9. What do you do for work? If you could do anything as an occupation – what would it be?

LP:I am fortunate that I am already working in my dream job/career. I have been practicing as a school psychologist for 5 years now. It is an incredibly rewarding, challenging, and inspiring career…one that I worked very hard to get to. Also, it doesn’t hurt having summer break, which also allows me to increase my skydiving “work”/play for the summer season. I practiced in the inner city of Milwaukee for the first five years and will now be transitioning to Oak Creek this August where I will intend on having a nice, long career. It has been very fulfilling helping students and their families while consulting and collaborating with amazing professionals. People and their behavior have always intrigued me.

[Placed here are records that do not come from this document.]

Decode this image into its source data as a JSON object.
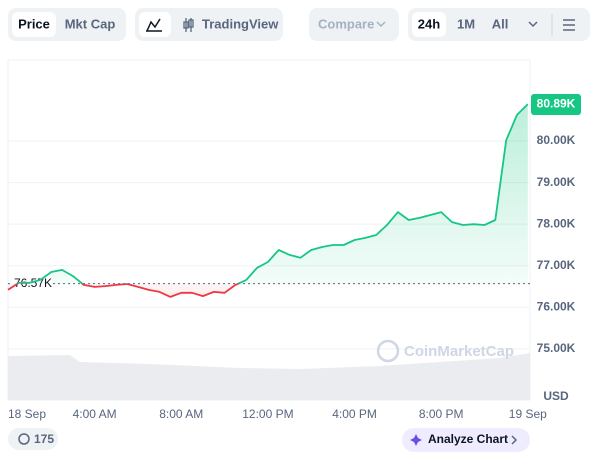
{
  "toolbar": {
    "price": "Price",
    "mkt_cap": "Mkt Cap",
    "tradingview": "TradingView",
    "compare": "Compare",
    "ranges": [
      "24h",
      "1M",
      "All"
    ]
  },
  "chart_data": {
    "type": "line",
    "x": [
      0,
      0.5,
      1,
      1.5,
      2,
      2.5,
      3,
      3.5,
      4,
      4.5,
      5,
      5.5,
      6,
      6.5,
      7,
      7.5,
      8,
      8.5,
      9,
      9.5,
      10,
      10.5,
      11,
      11.5,
      12,
      12.5,
      13,
      13.5,
      14,
      14.5,
      15,
      15.5,
      16,
      16.5,
      17,
      17.5,
      18,
      18.5,
      19,
      19.5,
      20,
      20.5,
      21,
      21.5,
      22,
      22.5,
      23,
      23.5,
      24
    ],
    "values": [
      76420,
      76590,
      76590,
      76660,
      76850,
      76900,
      76750,
      76540,
      76490,
      76510,
      76540,
      76560,
      76490,
      76420,
      76370,
      76250,
      76350,
      76350,
      76270,
      76370,
      76350,
      76540,
      76660,
      76950,
      77090,
      77380,
      77260,
      77190,
      77380,
      77450,
      77500,
      77500,
      77620,
      77670,
      77740,
      77980,
      78290,
      78100,
      78150,
      78220,
      78290,
      78050,
      77980,
      78000,
      77980,
      78100,
      80020,
      80630,
      80890
    ],
    "color_up": "#16c784",
    "color_down": "#ea3943",
    "xlim": [
      0,
      24.1
    ],
    "xticks": [
      {
        "value": 0,
        "label": "18 Sep"
      },
      {
        "value": 4,
        "label": "4:00 AM"
      },
      {
        "value": 8,
        "label": "8:00 AM"
      },
      {
        "value": 12,
        "label": "12:00 PM"
      },
      {
        "value": 16,
        "label": "4:00 PM"
      },
      {
        "value": 20,
        "label": "8:00 PM"
      },
      {
        "value": 24,
        "label": "19 Sep"
      }
    ],
    "ylim": [
      73770,
      81950
    ],
    "yticks": [
      {
        "value": 75000,
        "label": "75.00K"
      },
      {
        "value": 76000,
        "label": "76.00K"
      },
      {
        "value": 77000,
        "label": "77.00K"
      },
      {
        "value": 78000,
        "label": "78.00K"
      },
      {
        "value": 79000,
        "label": "79.00K"
      },
      {
        "value": 80000,
        "label": "80.00K"
      }
    ],
    "y_unit": "USD",
    "baseline": {
      "value": 76570,
      "label": "76.57K"
    },
    "last_price": {
      "value": 80890,
      "label": "80.89K"
    },
    "watermark": "CoinMarketCap",
    "grid": true
  },
  "footer": {
    "comments": "175",
    "analyze": "Analyze Chart"
  }
}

10. What are your future goals?

LP: I would like to continue growing through my school psychology practice as well as within my skydiving career. As a school psychologist, I hope to gain more experience and professional development in the areas of attachment and LGBT issues. As far as skydiving goes, I would like to get involved in big-way camps in the near future and start expanding my RW world while still instructing and connecting with people through tandems and AFF.

 

 

A lady smiles while in free fall during a tandem skydive.